Anyway, they reach a stretch of thick seaweed, not referred to as the Sargasso Sea but obviously inspired thereby. A bunch of ships are entangled, and there are people living there. There is also a sea monster--a big ol' fish with tentacles--just straight-up chillin' under the water.
The captain--Captain Bounty, to be specific--makes dopey jokes and laughs a lot but also has somewhat authoritarian tendencies, as he keeps everyone pretty well under his thumb and doesn't want anyone to leave. He's also good at what he does, however, and looks after his people; he's generally a well-drawn character, and eventually, reluctantly, he agrees to work with the ducks to get outta there.

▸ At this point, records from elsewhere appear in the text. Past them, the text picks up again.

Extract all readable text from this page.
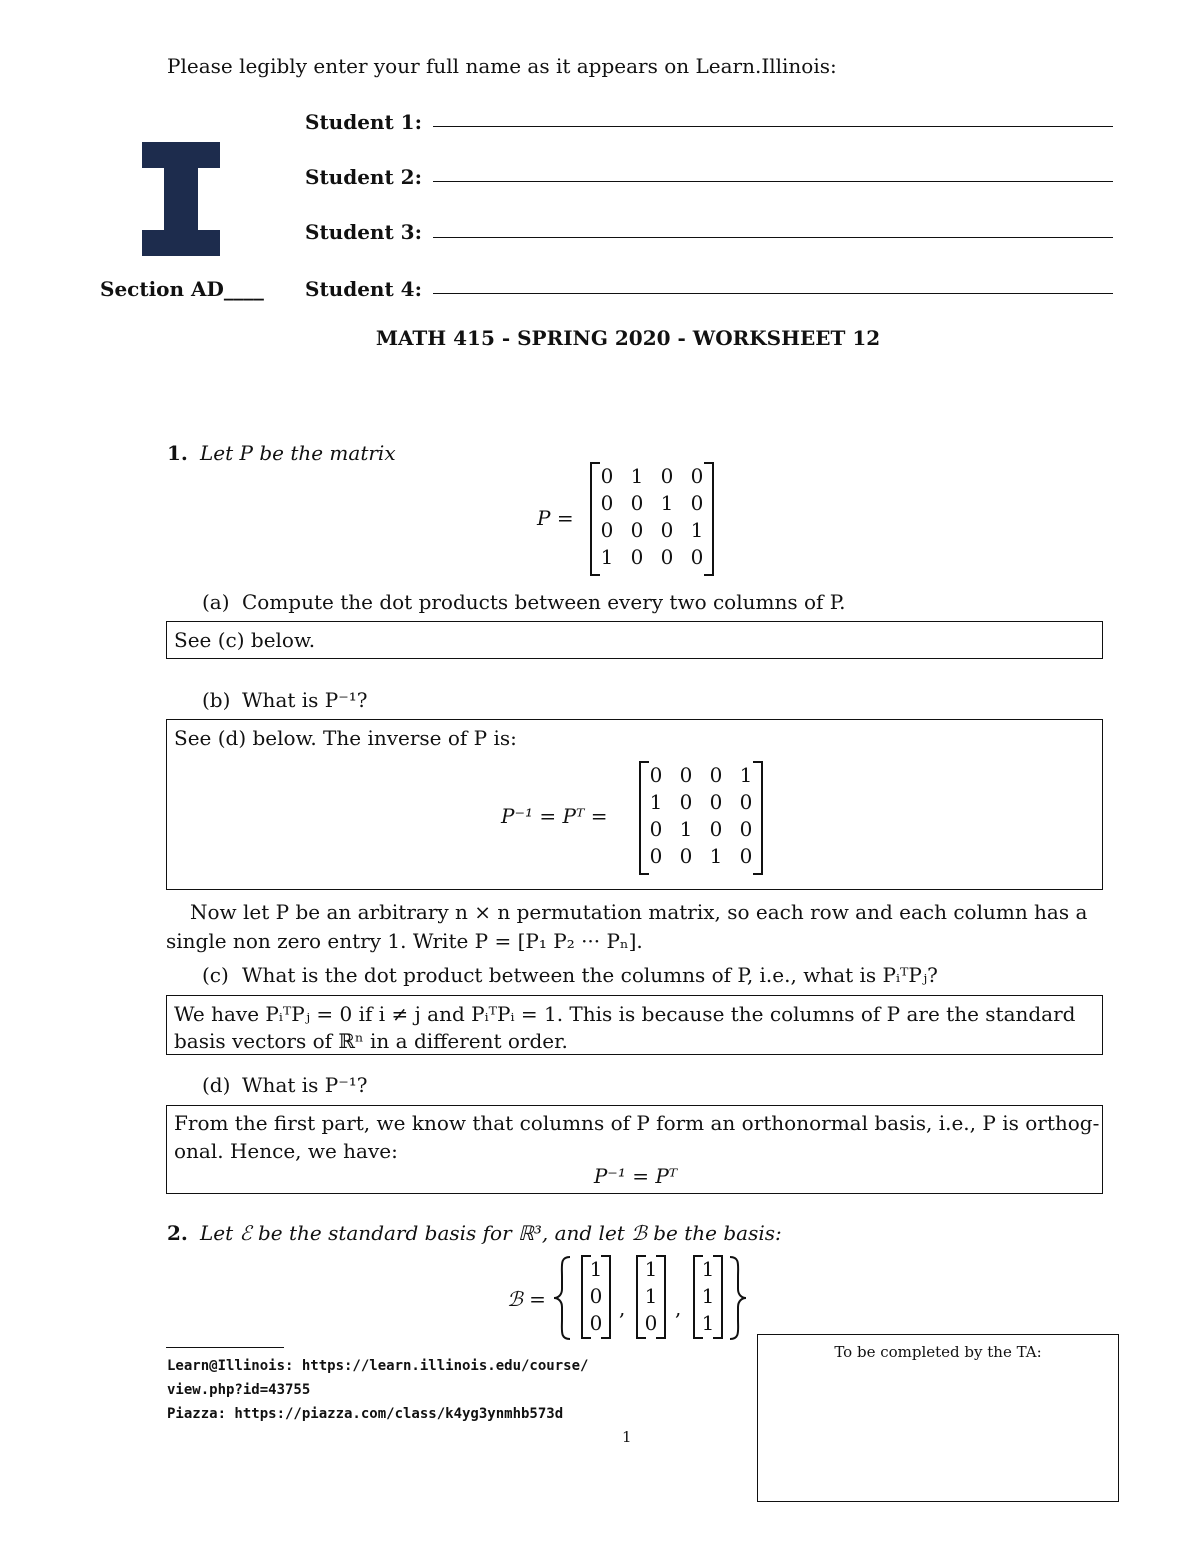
Please legibly enter your full name as it appears on Learn.Illinois:
Student 1:
Student 2:
Student 3:
Section AD____ Student 4:
MATH 415 - SPRING 2020 - WORKSHEET 12
1. Let P be the matrix
P =
0 1 0 0
0 0 1 0
0 0 0 1
1 0 0 0
(a) Compute the dot products between every two columns of P.
See (c) below.
(b) What is P⁻¹?
See (d) below. The inverse of P is:
P⁻¹ = Pᵀ =
0 0 0 1
1 0 0 0
0 1 0 0
0 0 1 0
Now let P be an arbitrary n × n permutation matrix, so each row and each column has a
single non zero entry 1. Write P = [P₁ P₂ ··· Pₙ].
(c) What is the dot product between the columns of P, i.e., what is PᵢᵀPⱼ?
We have PᵢᵀPⱼ = 0 if i ≠ j and PᵢᵀPᵢ = 1. This is because the columns of P are the standard
basis vectors of ℝⁿ in a different order.
(d) What is P⁻¹?
From the first part, we know that columns of P form an orthonormal basis, i.e., P is orthog-
onal. Hence, we have:
P⁻¹ = Pᵀ
2. Let ℰ be the standard basis for ℝ³, and let ℬ be the basis:
ℬ =
1
0
0
,
1
1
0
,
1
1
1
Learn@Illinois: https://learn.illinois.edu/course/
view.php?id=43755
Piazza: https://piazza.com/class/k4yg3ynmhb573d
1
To be completed by the TA:
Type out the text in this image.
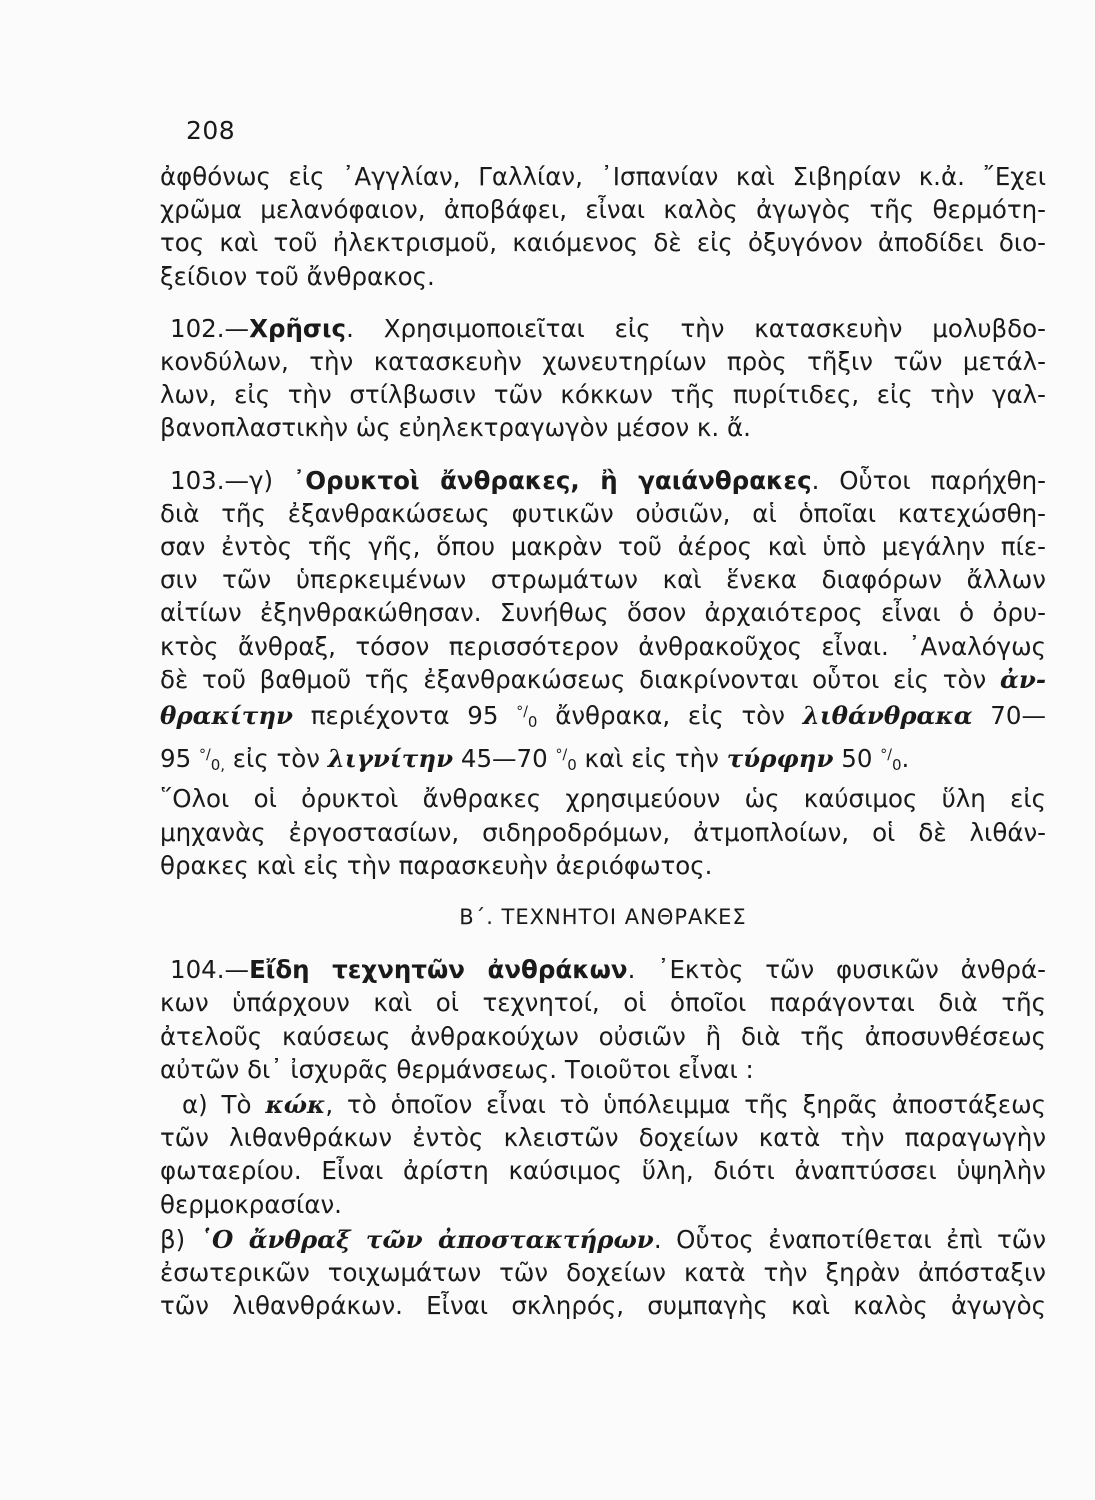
208
ἀφθόνως εἰς ᾿Αγγλίαν, Γαλλίαν, ᾿Ισπανίαν καὶ Σιβηρίαν κ.ἀ. ῎Εχει
χρῶμα μελανόφαιον, ἀποβάφει, εἶναι καλὸς ἀγωγὸς τῆς θερμότη-
τος καὶ τοῦ ἠλεκτρισμοῦ, καιόμενος δὲ εἰς ὀξυγόνον ἀποδίδει διο-
ξείδιον τοῦ ἄνθρακος.
102.—Χρῆσις. Χρησιμοποιεῖται εἰς τὴν κατασκευὴν μολυβδο-
κονδύλων, τὴν κατασκευὴν χωνευτηρίων πρὸς τῆξιν τῶν μετάλ-
λων, εἰς τὴν στίλβωσιν τῶν κόκκων τῆς πυρίτιδες, εἰς τὴν γαλ-
βανοπλαστικὴν ὡς εὐηλεκτραγωγὸν μέσον κ. ἄ.
103.—γ) ᾿Ορυκτοὶ ἄνθρακες, ἢ γαιάνθρακες. Οὗτοι παρήχθη-
διὰ τῆς ἐξανθρακώσεως φυτικῶν οὐσιῶν, αἱ ὁποῖαι κατεχώσθη-
σαν ἐντὸς τῆς γῆς, ὅπου μακρὰν τοῦ ἀέρος καὶ ὑπὸ μεγάλην πίε-
σιν τῶν ὑπερκειμένων στρωμάτων καὶ ἕνεκα διαφόρων ἄλλων
αἰτίων ἐξηνθρακώθησαν. Συνήθως ὅσον ἀρχαιότερος εἶναι ὁ ὀρυ-
κτὸς ἄνθραξ, τόσον περισσότερον ἀνθρακοῦχος εἶναι. ᾿Αναλόγως
δὲ τοῦ βαθμοῦ τῆς ἐξανθρακώσεως διακρίνονται οὗτοι εἰς τὸν ἀν-
θρακίτην περιέχοντα 95 °/$_0$ ἄνθρακα, εἰς τὸν λιθάνθρακα 70—
95 °/$_{0,}$ εἰς τὸν λιγνίτην 45—70 °/$_0$ καὶ εἰς τὴν τύρφην 50 °/$_0$.
῞Ολοι οἱ ὀρυκτοὶ ἄνθρακες χρησιμεύουν ὡς καύσιμος ὕλη εἰς
μηχανὰς ἐργοστασίων, σιδηροδρόμων, ἀτμοπλοίων, οἱ δὲ λιθάν-
θρακες καὶ εἰς τὴν παρασκευὴν ἀεριόφωτος.
Β΄. ΤΕΧΝΗΤΟΙ ΑΝΘΡΑΚΕΣ
104.—Εἴδη τεχνητῶν ἀνθράκων. ᾿Εκτὸς τῶν φυσικῶν ἀνθρά-
κων ὑπάρχουν καὶ οἱ τεχνητοί, οἱ ὁποῖοι παράγονται διὰ τῆς
ἀτελοῦς καύσεως ἀνθρακούχων οὐσιῶν ἢ διὰ τῆς ἀποσυνθέσεως
αὐτῶν δι᾿ ἰσχυρᾶς θερμάνσεως. Τοιοῦτοι εἶναι :
α) Τὸ κώκ, τὸ ὁποῖον εἶναι τὸ ὑπόλειμμα τῆς ξηρᾶς ἀποστάξεως
τῶν λιθανθράκων ἐντὸς κλειστῶν δοχείων κατὰ τὴν παραγωγὴν
φωταερίου. Εἶναι ἀρίστη καύσιμος ὕλη, διότι ἀναπτύσσει ὑψηλὴν
θερμοκρασίαν.
β) ῾Ο ἄνθραξ τῶν ἀποστακτήρων. Οὗτος ἐναποτίθεται ἐπὶ τῶν
ἐσωτερικῶν τοιχωμάτων τῶν δοχείων κατὰ τὴν ξηρὰν ἀπόσταξιν
τῶν λιθανθράκων. Εἶναι σκληρός, συμπαγὴς καὶ καλὸς ἀγωγὸς
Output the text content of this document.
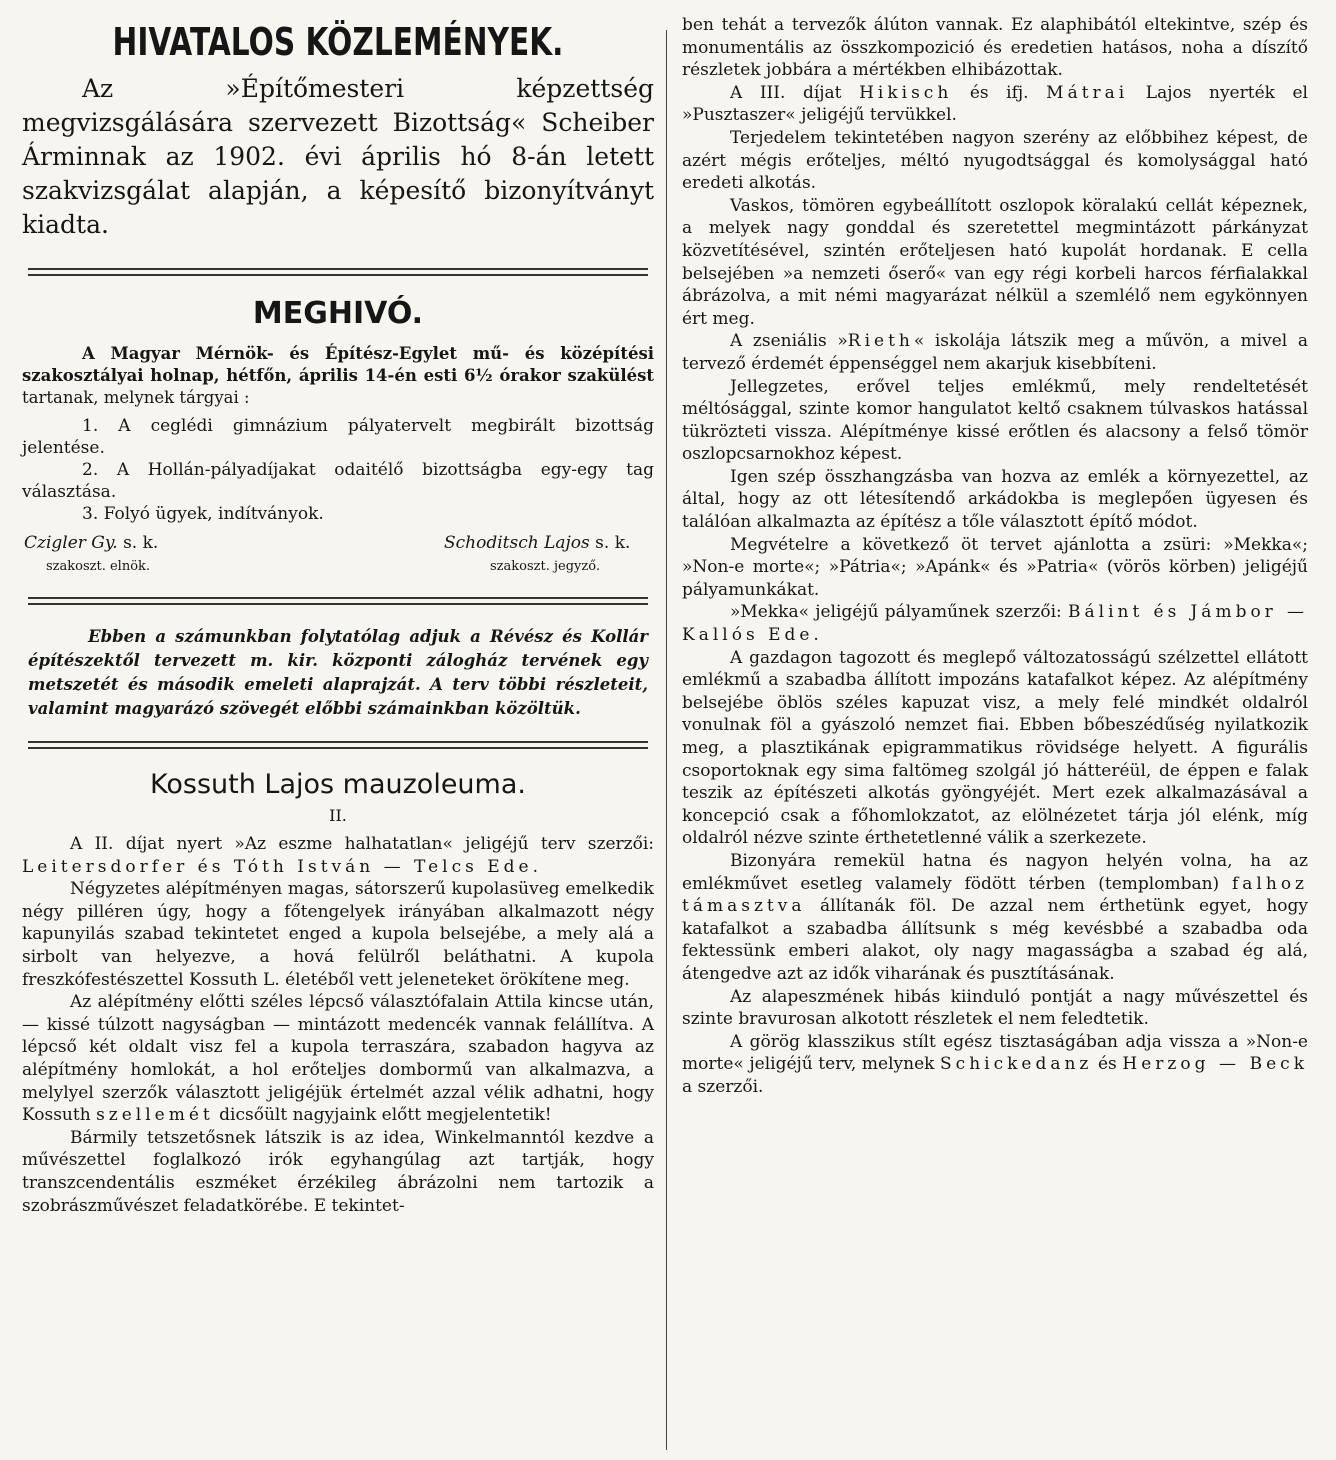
HIVATALOS KÖZLEMÉNYEK.

Az »Építőmesteri képzettség megvizsgálására szervezett Bizottság« Scheiber Árminnak az 1902. évi április hó 8-án letett szakvizsgálat alapján, a képesítő bizonyítványt kiadta.

MEGHIVÓ.

A Magyar Mérnök- és Építész-Egylet mű- és középítési szakosztályai holnap, hétfőn, április 14-én esti 6½ órakor szakülést tartanak, melynek tárgyai :

1. A ceglédi gimnázium pályatervelt megbirált bizottság jelentése.

2. A Hollán-pályadíjakat odaitélő bizottságba egy-egy tag választása.

3. Folyó ügyek, indítványok.

Czigler Gy. s. k.
szakoszt. elnök.
Schoditsch Lajos s. k.
szakoszt. jegyző.

Ebben a számunkban folytatólag adjuk a Révész és Kollár építészektől tervezett m. kir. központi zálogház tervének egy metszetét és második emeleti alaprajzát. A terv többi részleteit, valamint magyarázó szövegét előbbi számainkban közöltük.

Kossuth Lajos mauzoleuma.
II.

A II. díjat nyert »Az eszme halhatatlan« jeligéjű terv szerzői: Leitersdorfer és Tóth István — Telcs Ede.

Négyzetes alépítményen magas, sátorszerű kupolasüveg emelkedik négy pilléren úgy, hogy a főtengelyek irányában alkalmazott négy kapunyilás szabad tekintetet enged a kupola belsejébe, a mely alá a sirbolt van helyezve, a hová felülről beláthatni. A kupola freszkófestészettel Kossuth L. életéből vett jeleneteket örökítene meg.

Az alépítmény előtti széles lépcső választófalain Attila kincse után, — kissé túlzott nagyságban — mintázott medencék vannak felállítva. A lépcső két oldalt visz fel a kupola terraszára, szabadon hagyva az alépítmény homlokát, a hol erőteljes dombormű van alkalmazva, a melylyel szerzők választott jeligéjük értelmét azzal vélik adhatni, hogy Kossuth szellemét dicsőült nagyjaink előtt megjelentetik!

Bármily tetszetősnek látszik is az idea, Winkelmanntól kezdve a művészettel foglalkozó irók egyhangúlag azt tartják, hogy transzcendentális eszméket érzékileg ábrázolni nem tartozik a szobrászművészet feladatkörébe. E tekintet-

ben tehát a tervezők álúton vannak. Ez alaphibától eltekintve, szép és monumentális az összkompozició és eredetien hatásos, noha a díszítő részletek jobbára a mértékben elhibázottak.

A III. díjat Hikisch és ifj. Mátrai Lajos nyerték el »Pusztaszer« jeligéjű tervükkel.

Terjedelem tekintetében nagyon szerény az előbbihez képest, de azért mégis erőteljes, méltó nyugodtsággal és komolysággal ható eredeti alkotás.

Vaskos, tömören egybeállított oszlopok köralakú cellát képeznek, a melyek nagy gonddal és szeretettel megmintázott párkányzat közvetítésével, szintén erőteljesen ható kupolát hordanak. E cella belsejében »a nemzeti őserő« van egy régi korbeli harcos férfialakkal ábrázolva, a mit némi magyarázat nélkül a szemlélő nem egykönnyen ért meg.

A zseniális »Rieth« iskolája látszik meg a művön, a mivel a tervező érdemét éppenséggel nem akarjuk kisebbíteni.

Jellegzetes, erővel teljes emlékmű, mely rendeltetését méltósággal, szinte komor hangulatot keltő csaknem túlvaskos hatással tükrözteti vissza. Alépítménye kissé erőtlen és alacsony a felső tömör oszlopcsarnokhoz képest.

Igen szép összhangzásba van hozva az emlék a környezettel, az által, hogy az ott létesítendő arkádokba is meglepően ügyesen és találóan alkalmazta az építész a tőle választott építő módot.

Megvételre a következő öt tervet ajánlotta a zsüri: »Mekka«; »Non-e morte«; »Pátria«; »Apánk« és »Patria« (vörös körben) jeligéjű pályamunkákat.

»Mekka« jeligéjű pályaműnek szerzői: Bálint és Jámbor — Kallós Ede.

A gazdagon tagozott és meglepő változatosságú szélzettel ellátott emlékmű a szabadba állított impozáns katafalkot képez. Az alépítmény belsejébe öblös széles kapuzat visz, a mely felé mindkét oldalról vonulnak föl a gyászoló nemzet fiai. Ebben bőbeszédűség nyilatkozik meg, a plasztikának epigrammatikus rövidsége helyett. A figurális csoportoknak egy sima faltömeg szolgál jó hátteréül, de éppen e falak teszik az építészeti alkotás gyöngyéjét. Mert ezek alkalmazásával a koncepció csak a főhomlokzatot, az elölnézetet tárja jól elénk, míg oldalról nézve szinte érthetetlenné válik a szerkezete.

Bizonyára remekül hatna és nagyon helyén volna, ha az emlékművet esetleg valamely födött térben (templomban) falhoz támasztva állítanák föl. De azzal nem érthetünk egyet, hogy katafalkot a szabadba állítsunk s még kevésbbé a szabadba oda fektessünk emberi alakot, oly nagy magasságba a szabad ég alá, átengedve azt az idők viharának és pusztításának.

Az alapeszmének hibás kiinduló pontját a nagy művészettel és szinte bravurosan alkotott részletek el nem feledtetik.

A görög klasszikus stílt egész tisztaságában adja vissza a »Non-e morte« jeligéjű terv, melynek Schickedanz és Herzog — Beck a szerzői.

Yeah, the captain's definitely a high point, but the episode as a whole didn't grab me especially. It's not that it's poorly executed--aside from ol' Captain Foghorn--but I dunno...the central conflict just didn't feel especially compelling to me. Shrug.
Stray Observations
-When I saw the expanses of seaweed, I flashed back to the old Gregory/Strobl story "Secret of the Sargasso Sea." It has nothing whatsoever to do with this episode's plot. But I did anyway! Aren't you grateful for such penetrating insights?
-"The Bermuda Triangle? Gosh, that's the scariest triangle in the world!"
-Lighting hits the can of worms that the kids' were planning on fishing with. The worms make their escape. Only…instead of earthworms, they're inchworms. Who fishes with inchworms? Or are we to assume that the lightning effected some sort of transformation?
-"Do you smell what I smell?" "Peanut butter!" "Chunky peanut butter!" Impressive olfactory distinction, that.